Thursday, May 10, 2012

Mother's Day

Dearest Children,

There was a time when Mother’s Day was equivalent to the best of all holidays.  This was because it was a day that I was guaranteed a meal that I didn’t have to cook and I got to spend time in whatever manner I chose. Yes, this often meant you had to go to the local garden center with me and haul plants first thing on a Sunday morning. It also included a stop at Starbucks so everyone would have a good sugar rush for an hour or so. I don’t think the caffeine ever quite negated the fact that you were up before noon on a Sunday, but hey, it was Mother’s Day and you couldn’t complain.

So it may come as a surprise that I’ve been thinking about this and feel differently than in years past.  I know this isn’t nice of me – I finally get you all trained to stumble bleary eyed through the rows of plants and now I want to do something different?
Did I ever teach you that life was fair? I think not.

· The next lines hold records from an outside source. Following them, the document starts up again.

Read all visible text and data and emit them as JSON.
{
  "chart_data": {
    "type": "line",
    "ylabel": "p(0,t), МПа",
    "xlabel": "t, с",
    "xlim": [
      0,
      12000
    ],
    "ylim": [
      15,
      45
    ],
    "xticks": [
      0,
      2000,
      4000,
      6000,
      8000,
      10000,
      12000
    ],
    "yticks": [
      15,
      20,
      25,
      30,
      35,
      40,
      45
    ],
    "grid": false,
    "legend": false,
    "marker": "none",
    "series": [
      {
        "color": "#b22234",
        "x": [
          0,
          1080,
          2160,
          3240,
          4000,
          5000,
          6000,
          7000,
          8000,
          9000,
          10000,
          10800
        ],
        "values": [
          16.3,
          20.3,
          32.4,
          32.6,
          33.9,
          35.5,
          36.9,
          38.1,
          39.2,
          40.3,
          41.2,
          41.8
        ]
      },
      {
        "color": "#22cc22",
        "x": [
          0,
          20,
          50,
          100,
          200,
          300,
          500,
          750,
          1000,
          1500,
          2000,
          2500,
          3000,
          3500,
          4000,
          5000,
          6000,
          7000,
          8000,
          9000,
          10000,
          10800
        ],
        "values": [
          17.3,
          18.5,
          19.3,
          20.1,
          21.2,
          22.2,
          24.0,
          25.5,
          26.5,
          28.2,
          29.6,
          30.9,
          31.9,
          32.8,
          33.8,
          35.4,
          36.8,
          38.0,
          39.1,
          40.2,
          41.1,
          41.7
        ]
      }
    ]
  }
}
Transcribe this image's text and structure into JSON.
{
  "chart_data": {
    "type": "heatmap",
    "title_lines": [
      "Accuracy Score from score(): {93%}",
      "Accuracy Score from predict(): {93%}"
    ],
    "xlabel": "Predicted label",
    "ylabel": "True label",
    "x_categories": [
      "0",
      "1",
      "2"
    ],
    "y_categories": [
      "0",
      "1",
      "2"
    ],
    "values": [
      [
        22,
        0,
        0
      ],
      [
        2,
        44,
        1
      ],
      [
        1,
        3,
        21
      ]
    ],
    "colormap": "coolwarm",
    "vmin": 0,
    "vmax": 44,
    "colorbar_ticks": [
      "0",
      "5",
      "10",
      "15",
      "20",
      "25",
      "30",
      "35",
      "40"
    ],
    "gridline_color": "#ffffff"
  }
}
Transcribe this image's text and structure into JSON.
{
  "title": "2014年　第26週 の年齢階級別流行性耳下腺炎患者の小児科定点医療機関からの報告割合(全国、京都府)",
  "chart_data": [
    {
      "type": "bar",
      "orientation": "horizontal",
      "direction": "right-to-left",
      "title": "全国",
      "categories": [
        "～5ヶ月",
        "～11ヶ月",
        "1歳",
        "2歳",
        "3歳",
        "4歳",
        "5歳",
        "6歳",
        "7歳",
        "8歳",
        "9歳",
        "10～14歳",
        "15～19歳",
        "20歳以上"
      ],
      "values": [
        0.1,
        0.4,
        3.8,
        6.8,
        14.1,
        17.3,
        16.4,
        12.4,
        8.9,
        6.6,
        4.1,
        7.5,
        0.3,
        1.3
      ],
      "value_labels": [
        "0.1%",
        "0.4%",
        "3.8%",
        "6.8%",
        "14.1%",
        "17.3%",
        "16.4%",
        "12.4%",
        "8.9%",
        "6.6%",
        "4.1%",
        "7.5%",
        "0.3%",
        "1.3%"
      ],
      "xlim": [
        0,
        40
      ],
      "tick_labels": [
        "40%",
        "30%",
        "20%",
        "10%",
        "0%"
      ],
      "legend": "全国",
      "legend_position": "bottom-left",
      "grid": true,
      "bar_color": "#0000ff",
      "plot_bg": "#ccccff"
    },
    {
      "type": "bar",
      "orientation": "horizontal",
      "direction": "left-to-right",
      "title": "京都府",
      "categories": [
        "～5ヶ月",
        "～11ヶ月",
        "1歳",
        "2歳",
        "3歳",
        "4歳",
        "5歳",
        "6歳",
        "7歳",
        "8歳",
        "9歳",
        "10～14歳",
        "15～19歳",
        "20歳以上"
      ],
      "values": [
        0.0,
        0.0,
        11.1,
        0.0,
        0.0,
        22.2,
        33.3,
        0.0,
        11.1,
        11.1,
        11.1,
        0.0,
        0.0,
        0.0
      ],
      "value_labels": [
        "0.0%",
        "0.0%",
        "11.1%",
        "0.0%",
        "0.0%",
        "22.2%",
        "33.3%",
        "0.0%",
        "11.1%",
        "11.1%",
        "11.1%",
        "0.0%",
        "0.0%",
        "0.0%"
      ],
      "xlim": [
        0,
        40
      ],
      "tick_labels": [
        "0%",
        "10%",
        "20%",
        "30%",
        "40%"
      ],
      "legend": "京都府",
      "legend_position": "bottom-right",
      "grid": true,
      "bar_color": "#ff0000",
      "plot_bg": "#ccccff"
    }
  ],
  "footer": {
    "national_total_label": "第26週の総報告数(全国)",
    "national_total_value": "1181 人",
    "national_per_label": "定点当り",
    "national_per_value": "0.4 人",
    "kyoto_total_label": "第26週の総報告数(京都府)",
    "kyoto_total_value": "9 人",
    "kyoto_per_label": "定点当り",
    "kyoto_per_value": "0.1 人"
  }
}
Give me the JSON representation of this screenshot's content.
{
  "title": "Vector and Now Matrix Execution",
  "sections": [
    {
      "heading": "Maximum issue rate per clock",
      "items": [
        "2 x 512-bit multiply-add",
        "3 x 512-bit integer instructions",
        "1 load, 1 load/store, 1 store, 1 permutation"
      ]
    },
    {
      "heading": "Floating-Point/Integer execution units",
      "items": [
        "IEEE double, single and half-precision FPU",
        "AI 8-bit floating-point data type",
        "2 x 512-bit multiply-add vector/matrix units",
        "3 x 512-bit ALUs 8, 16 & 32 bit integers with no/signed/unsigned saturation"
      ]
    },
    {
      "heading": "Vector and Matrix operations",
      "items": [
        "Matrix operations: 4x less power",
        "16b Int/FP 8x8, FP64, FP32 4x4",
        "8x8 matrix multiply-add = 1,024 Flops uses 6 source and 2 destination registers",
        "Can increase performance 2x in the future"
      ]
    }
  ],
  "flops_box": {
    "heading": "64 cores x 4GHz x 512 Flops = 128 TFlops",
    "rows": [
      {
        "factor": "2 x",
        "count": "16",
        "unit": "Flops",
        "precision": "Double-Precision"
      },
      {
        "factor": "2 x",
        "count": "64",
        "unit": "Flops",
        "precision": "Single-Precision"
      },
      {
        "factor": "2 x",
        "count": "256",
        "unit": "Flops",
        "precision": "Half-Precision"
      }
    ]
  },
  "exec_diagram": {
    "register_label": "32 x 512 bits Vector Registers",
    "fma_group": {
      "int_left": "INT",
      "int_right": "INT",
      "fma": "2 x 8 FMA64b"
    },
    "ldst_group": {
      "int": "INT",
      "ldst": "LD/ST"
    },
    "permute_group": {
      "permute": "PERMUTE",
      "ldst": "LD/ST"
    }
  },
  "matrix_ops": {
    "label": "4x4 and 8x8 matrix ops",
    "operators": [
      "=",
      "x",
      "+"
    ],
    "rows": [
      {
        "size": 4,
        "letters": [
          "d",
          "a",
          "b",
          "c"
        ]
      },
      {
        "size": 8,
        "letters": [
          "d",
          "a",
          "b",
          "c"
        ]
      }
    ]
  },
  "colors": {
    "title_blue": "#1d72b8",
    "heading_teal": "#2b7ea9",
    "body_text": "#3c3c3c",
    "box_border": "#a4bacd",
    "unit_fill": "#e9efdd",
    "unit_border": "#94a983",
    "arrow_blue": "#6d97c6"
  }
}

Here’s the thing: I get that quiet time to myself a lot now.  I’m not running around like a crazy person trying to raise three kids, clean, cook, volunteer, and work; be a friend, daughter, wife, student, sister, event coordinator, accountant, chauffeur, travel agent or counselor.  With two of you living on your own and the youngest of you now driving – my current job position is nothing like what it used to be.  I’ve retained the job title – mom – but what goes with that has shifted into something a little more intangible.
This is what I want for Mother’s Day this year:

I want you to listen.
To you, my oldest:

For today, this Mother’s Day, I want you to set aside your worries and fears – and simply feel the wonder and beauty of your life.  You are a blessing and you have been blessed. Just for today, set down the burden of decisions and choices, feel the lightness in your own being. Look into the eyes of your beloved and feel how beautiful love is. Set aside your worries and let the sun warm your face.  Come on over and share a glass of wine and a laugh or two. Tell me a dream or two and I’ll share a couple of my own. I have no fears for you, no worries – just love and a deep admiration for the man you’ve become.
To you, my oldest daughter:

Today, dear girl, I would like you to admit to yourself that you are absolutely awesome. Keep on fine-tuning what balance looks like to you.  Keep being the honest, passionate, beautiful woman that you are.  Smooth edges are for soft people –  keep honing those brilliant edges that define your vibrant self.  The woman who is the artist is she who can see beyond what everyone else sees.  That takes a rare courage – something I don’t think you’ve ever really seen in yourself.  So – just for today – admit to yourself how brave and brilliant you are.  And then go curl up in the sun for a nap. Preferably with a cat.
To my youngest:

Sweet pea, you have a beautiful heart filled with empathy, kindness and a boundless compassion.  Today, give some of that compassion and kindness right back to the heart that gives so freely to others. Listen to that heart and yet also keep using your newfound wisdom that comes from understanding that not everyone else around you can see the light in others like you can.  For today, find your light and cherish it. Keep seeking what gives you strength and what calms your fears.  My arms are open and I’ll keep practicing releasing you out into the world that is calling you forward.
Being your mother has given me the opportunity to learn the most important lessons in life. Each of you has graced me with the most incredible blessings possible.  I may have given each of you life but you’ve given me a rich and wonderful life too.